The resilience of social-ecological systems is related to the degree of the shock that the system can absorb and remain within a given state. The concept of resilience is a promising tool for analysing adaptive change towards sustainability because it provides a way for analysing how to manipulate stability in the face of change.

In order to emphasise the key requirements of a social-ecological system for successful adaptive governance, Folke and colleagues contrasted case studies from the Florida Everglades and the Grand Canyon. Both are complex social-ecological systems that have experiences unwanted degradation of their ecosystem services, but differ substantially in terms of their institutional make-up.

The governance structure in the Everglades is dominated by the interests of agriculture and environmentalists who have been in conflict over the need to conserve the habitat at the expense of agricultural productivity throughout history. Here, a few feedbacks between the ecological system and the social system exist, and the SES is unable to innovate and adapt (the α-phase of reorganisation and growth).

In contrast, different stakeholders have formed an adaptive management workgroup in the case of Grand Canyon, using planned management interventions and monitoring to learn about changes occurring in the ecosystem including the best ways to subsequently manage them. Such an arrangement in governance creates the opportunity for institutional learning to take place, allowing for a successful period of reorganisation and growth. Such an approach to institutional learning is becoming more common as NGOs, scientist and communities collaborate to manage ecosystems.

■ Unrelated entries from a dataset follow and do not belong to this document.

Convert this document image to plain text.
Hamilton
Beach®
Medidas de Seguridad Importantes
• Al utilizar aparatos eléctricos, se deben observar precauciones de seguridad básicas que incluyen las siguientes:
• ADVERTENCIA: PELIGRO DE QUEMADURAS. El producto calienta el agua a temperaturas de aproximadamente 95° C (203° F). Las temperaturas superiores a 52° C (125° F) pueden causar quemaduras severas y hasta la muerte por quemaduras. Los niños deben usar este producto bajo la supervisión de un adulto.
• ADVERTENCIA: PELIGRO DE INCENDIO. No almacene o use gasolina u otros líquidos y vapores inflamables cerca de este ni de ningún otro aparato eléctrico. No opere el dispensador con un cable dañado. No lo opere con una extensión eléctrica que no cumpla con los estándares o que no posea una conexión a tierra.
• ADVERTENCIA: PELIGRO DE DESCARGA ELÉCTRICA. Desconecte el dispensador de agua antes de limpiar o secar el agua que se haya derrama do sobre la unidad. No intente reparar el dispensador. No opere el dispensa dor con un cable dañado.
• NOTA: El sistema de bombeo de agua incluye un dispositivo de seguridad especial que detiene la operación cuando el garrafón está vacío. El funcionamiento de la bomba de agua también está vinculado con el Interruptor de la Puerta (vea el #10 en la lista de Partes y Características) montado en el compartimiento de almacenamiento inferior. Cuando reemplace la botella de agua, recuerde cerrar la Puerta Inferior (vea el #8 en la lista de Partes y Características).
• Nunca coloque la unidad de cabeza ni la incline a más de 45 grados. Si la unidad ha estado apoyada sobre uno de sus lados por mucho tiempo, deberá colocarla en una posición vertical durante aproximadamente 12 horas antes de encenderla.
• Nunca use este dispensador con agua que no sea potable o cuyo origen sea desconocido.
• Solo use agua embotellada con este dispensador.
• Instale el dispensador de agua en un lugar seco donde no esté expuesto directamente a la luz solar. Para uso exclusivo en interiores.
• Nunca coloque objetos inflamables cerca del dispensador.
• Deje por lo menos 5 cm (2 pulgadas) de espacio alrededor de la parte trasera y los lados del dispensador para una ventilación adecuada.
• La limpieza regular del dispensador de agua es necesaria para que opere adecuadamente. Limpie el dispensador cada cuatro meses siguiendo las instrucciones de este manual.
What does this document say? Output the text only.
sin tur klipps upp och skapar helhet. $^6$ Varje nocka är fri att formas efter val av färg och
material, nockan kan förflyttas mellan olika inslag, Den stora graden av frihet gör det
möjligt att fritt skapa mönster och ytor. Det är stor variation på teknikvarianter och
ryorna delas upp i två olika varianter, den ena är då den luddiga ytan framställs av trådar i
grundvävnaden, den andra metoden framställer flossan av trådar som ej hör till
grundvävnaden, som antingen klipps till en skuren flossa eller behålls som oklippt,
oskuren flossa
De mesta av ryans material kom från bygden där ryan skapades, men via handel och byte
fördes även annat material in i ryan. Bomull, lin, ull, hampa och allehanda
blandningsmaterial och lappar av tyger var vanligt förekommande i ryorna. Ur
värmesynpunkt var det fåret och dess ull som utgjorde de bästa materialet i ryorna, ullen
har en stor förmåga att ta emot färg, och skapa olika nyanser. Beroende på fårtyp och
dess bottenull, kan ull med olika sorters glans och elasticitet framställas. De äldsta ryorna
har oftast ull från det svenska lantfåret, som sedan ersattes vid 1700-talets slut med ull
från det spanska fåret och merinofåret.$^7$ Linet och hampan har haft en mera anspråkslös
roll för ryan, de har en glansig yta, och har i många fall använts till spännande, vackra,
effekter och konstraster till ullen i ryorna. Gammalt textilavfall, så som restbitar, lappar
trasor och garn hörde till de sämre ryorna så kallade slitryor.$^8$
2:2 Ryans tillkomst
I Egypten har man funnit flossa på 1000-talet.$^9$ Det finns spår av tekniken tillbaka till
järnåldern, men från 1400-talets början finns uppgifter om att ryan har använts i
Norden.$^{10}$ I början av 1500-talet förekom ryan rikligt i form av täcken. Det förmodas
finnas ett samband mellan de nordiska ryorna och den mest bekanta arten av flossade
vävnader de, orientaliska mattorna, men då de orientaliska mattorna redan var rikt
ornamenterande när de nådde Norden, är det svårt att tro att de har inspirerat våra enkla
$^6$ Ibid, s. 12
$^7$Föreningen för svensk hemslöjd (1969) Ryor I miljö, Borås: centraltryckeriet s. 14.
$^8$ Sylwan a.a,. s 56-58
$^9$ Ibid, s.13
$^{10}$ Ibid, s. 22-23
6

==Links to sustainable development==

The concept of social-ecological systems has been developed in order to provide both a promising scientific gain as well as impact on problems of sustainable development. A close conceptual and methodological relation exists between the analysis of social-ecological systems, complexity research, and transdisciplinarity. These three research concepts are based on similar ideas and models of reasoning. Moreover, the research on social-ecological systems almost always uses transdisciplinary mode of operation in order to achieve an adequate problem orientation and to ensure integrative results. Problems of sustainable development are intrinsically tied to the social-ecological system defined to tackle them. This means that scientists from the relevant scientific disciplines or field of research as well as the involved societal stakeholders have to be regarded as elements of the social-ecological system in question.